Yeni medya umut ışığı olabilir mi?

Bağımsız kanalların artması önemli.  2000’lerdeki teknoloji buna yeterince yol vermiyordu. Ama yeni yeni bu açılmaya başlıyor; gazete dışında bağımsız gazetecilik gelişiyor.

SOSYAL DEMOKRASİ YOLUNU KAYBETTİ

Kapitalizm çatırdıyor mu? Teknoloji bunu hızlandırdı mı? Sosyal demokrasi alternatif üretebilir mi?
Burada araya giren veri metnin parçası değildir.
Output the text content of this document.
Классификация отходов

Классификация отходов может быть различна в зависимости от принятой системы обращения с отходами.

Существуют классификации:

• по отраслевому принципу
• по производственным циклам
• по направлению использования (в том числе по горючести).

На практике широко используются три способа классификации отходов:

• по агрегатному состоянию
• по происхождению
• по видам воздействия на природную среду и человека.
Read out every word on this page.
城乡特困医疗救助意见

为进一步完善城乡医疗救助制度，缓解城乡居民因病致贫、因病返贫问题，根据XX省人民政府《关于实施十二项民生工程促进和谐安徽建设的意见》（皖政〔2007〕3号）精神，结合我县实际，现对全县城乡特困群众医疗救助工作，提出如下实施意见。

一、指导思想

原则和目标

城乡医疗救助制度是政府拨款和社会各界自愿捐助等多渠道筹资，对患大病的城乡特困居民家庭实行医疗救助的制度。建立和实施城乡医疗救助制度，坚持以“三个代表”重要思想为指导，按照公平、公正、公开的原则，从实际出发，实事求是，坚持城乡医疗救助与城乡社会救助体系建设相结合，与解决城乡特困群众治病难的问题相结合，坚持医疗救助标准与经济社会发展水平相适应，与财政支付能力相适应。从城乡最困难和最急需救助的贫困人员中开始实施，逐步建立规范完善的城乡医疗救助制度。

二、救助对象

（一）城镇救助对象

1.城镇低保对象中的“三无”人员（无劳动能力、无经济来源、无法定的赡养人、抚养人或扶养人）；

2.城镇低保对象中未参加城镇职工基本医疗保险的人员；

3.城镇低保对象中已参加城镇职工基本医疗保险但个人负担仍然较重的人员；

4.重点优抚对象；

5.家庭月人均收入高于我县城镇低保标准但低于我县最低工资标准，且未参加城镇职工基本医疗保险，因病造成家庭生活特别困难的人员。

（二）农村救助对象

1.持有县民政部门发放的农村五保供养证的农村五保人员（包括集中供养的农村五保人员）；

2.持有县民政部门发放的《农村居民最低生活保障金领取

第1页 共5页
Mısır, Arjantin, Türkiye, İsveç, ABD  bunların hepsi kapitalist ama bir yandan da aralarında o kadar büyük fark var ki. Bu yüzden ben, “Nasıl doğru bir piyasa ekonomisi oluşturulmalı”, “Ne tür teknoloj rotası istiyoruz” bu soruları sormanın daha anlamlı olduğunu düşünüyorum. 

Bu açıdan Amerikan türü bir piyasa ekonomisinin çıkmaza girdiğini  görüyorum. Ama İsveç, Norveç, Danimarka türü bir sosyal demokrasinin de zorluklar çektiğini görüyorum ve bu açıdan sizin sorunuz “Yeni bir sosyal demokrasi alternatif olabilir mi” ise buna yanıtım kesinlikle evet.

Sosyal demokrasi kendi yolunu kaybetti. Şu anda Amerika’da da Avrupa’da da bakarsanız sol partiler tamamen eğitimi yüksek bir elitin partileri haline gelmiş durumdalar.  Bunların işçilerden aldığı oy oranı düşüyor, sürekli üniversitelinin oy oranı artıyor. Bu çok daha değişik bir sol ve bu sol, işçilerin tüm problemlerini kendi içine alıp çözüm üretecek politikalar ortaya atamıyor. O yüzden solun da gerçekten yeniden yapılanması gerektiğini düşünüyorum.